ICIs therapies, which rejuvenate the effective antitumor immune response mediated by T cells, have revolutionized cancer treatment. Our research indicates a positive association of CD37 expression with T-cell dysfunction scores in AML. High CD37 expression predicts a more favorable response to immunotherapy. Additionally, CD37 correlates positively with inhibitory immune checkpoints like PD1, CTLA4, CD86, and LAG3, which are often overexpressed in AML cells, presenting promising therapeutic targets. Furthermore, our study reveals a positive correlation between CD37 and MHC class II molecules. The complexes of tetraspanins MHC class II molecules exhibit enrichment with the CD86 co-stimulatory molecule and the HLA-DM peptide editor[58]. We propose that CD37 regulates peptide presentation on MHC molecules, potentially influencing T-cell activation. Collectively, these findings suggest CD37 as a potential biomarker for AML immunotherapy.

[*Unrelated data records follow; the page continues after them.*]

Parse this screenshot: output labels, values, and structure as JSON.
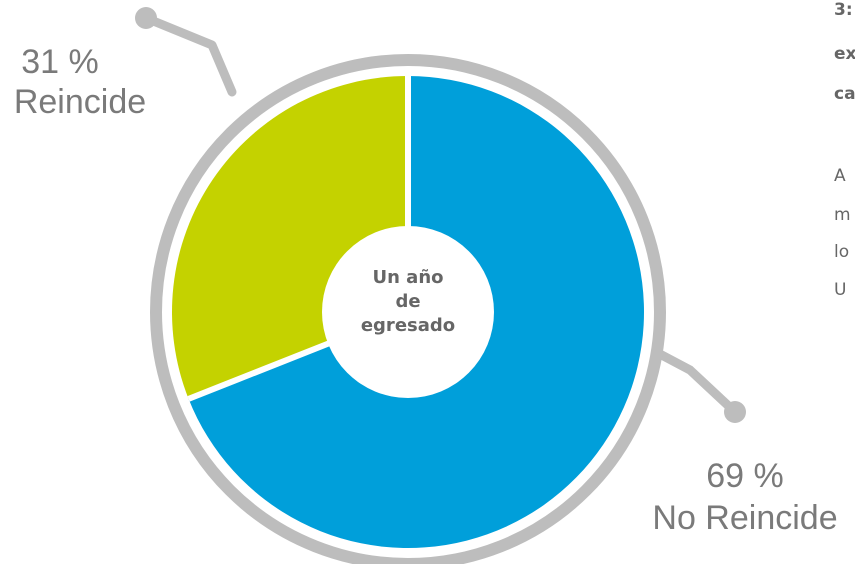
{
  "chart_data": {
    "type": "donut",
    "center_label": [
      "Un año",
      "de",
      "egresado"
    ],
    "categories": [
      "No Reincide",
      "Reincide"
    ],
    "values": [
      69,
      31
    ],
    "value_labels": [
      "69 %",
      "31 %"
    ],
    "colors": [
      "#009fda",
      "#c4d200"
    ]
  },
  "side_text": {
    "bold_lines": [
      "3:",
      "ex",
      "ca"
    ],
    "lines": [
      "A",
      "m",
      "lo",
      "U"
    ]
  }
}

In summary, we developed a prognostic model for AML incorporating five neutrophil-related genes, demonstrating its potential independent prognostic significance. Moreover, we identified a robust link between CD37 expression and immune response in AML. However, the validation of our findings is constrained by insufficient data. Increased clinical samples and prospective studies are necessary to confirm the predictive efficacy of the neutrophil-based model in real-world clinical scenarios. The underlying mechanism of neutrophil-related genes within tumor microenvironment remains ambiguous and requires further exploration in future studies.